Programa é voltado a quem ganha até cinco salários mínimos; aderentes ficam impedidos de acessar bets por um ano

O presidente Luiz Inácio Lula da Silva lançou nesta segunda-feira (4) o novo Desenrola Brasil, programa de renegociação de dívidas que oferece desconto médio de 65% sobre os valores originais. A iniciativa é voltada à população com renda de até cinco salários mínimos (R$ 8.105) e contempla débitos de cartão de crédito, cheque especial, crédito pessoal (CDC) e contratos do Fies.

“O governo pretende, com as medidas anunciadas, permitir às pessoas tirar a corda do pescoço e respirar com mais tranquilidade, ao voltar a ter o nome limpo na praça”, disse Lula. “Não é correto a pessoa estar com o nome sujo no Serasa por causa de uma dívida de R100ouR 200. Isso não tem lógica.”

Condições do programa

  • Dívidas contraídas até 31 de janeiro de 2026, em atraso entre 90 dias e dois anos

  • Juros limitados a 1,99% ao mês

  • Descontos de 30% a 90% sobre o valor original (média de 65%)

  • Parcelamento de até quatro anos

  • Uso de até 20% do saldo do FGTS para abater a dívida (operação entre Caixa e banco credor)

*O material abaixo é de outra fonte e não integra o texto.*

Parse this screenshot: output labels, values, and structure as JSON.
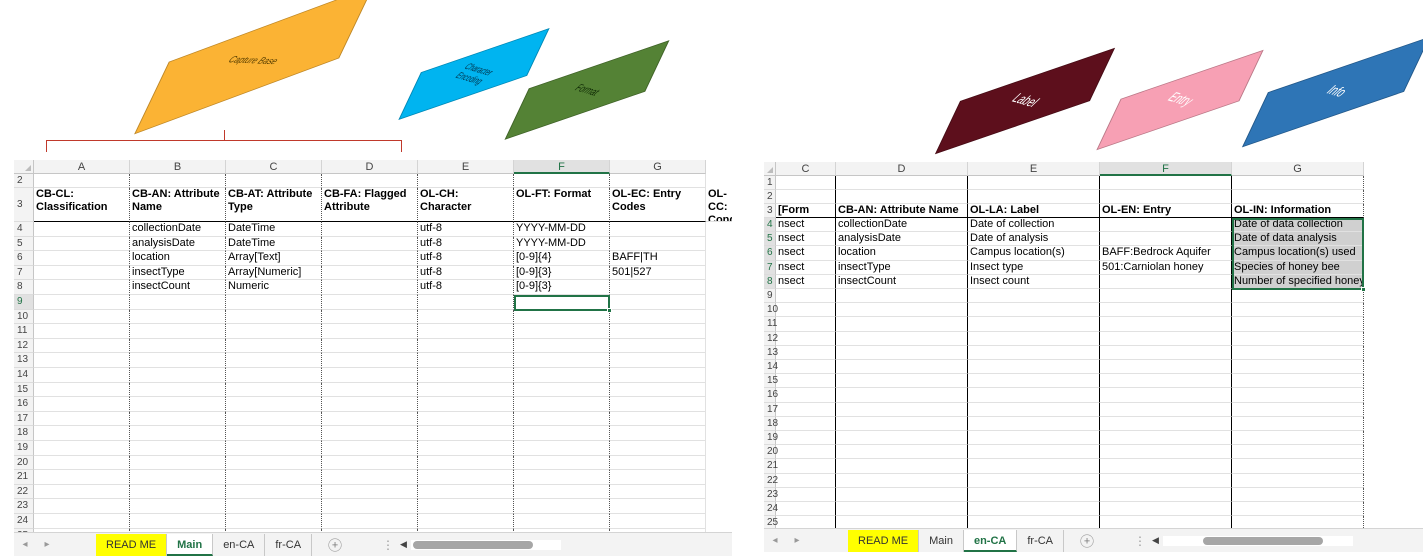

  • Prazo de carência de até um mês para início dos pagamentos, com retirada do nome dos cadastros de inadimplência

A renegociação ocorre diretamente com os bancos onde a dívida foi contraída, diferentemente da edição anterior (2023), que usava plataforma centralizada.

Contrapartida e contexto

Os beneficiários ficam impedidos de acessar plataformas de apostas online (bets) por um ano. “Agora, o que não pode é renegociar a dívida e continuar perdendo dinheiro apostando em bet”, afirmou Lula.

O lançamento ocorre em cenário de alto endividamento: no fim de 2024, cerca de 117 milhões de brasileiros tinham dívidas com instituições financeiras, e quase 30% da renda das famílias estava comprometida com débitos (maior nível da série histórica). A primeira versão do Desenrola beneficiou mais de 15 milhões de pessoas e renegociou cerca de R$ 53 bilhões em dívidas. A expectativa agora é ampliar esse alcance.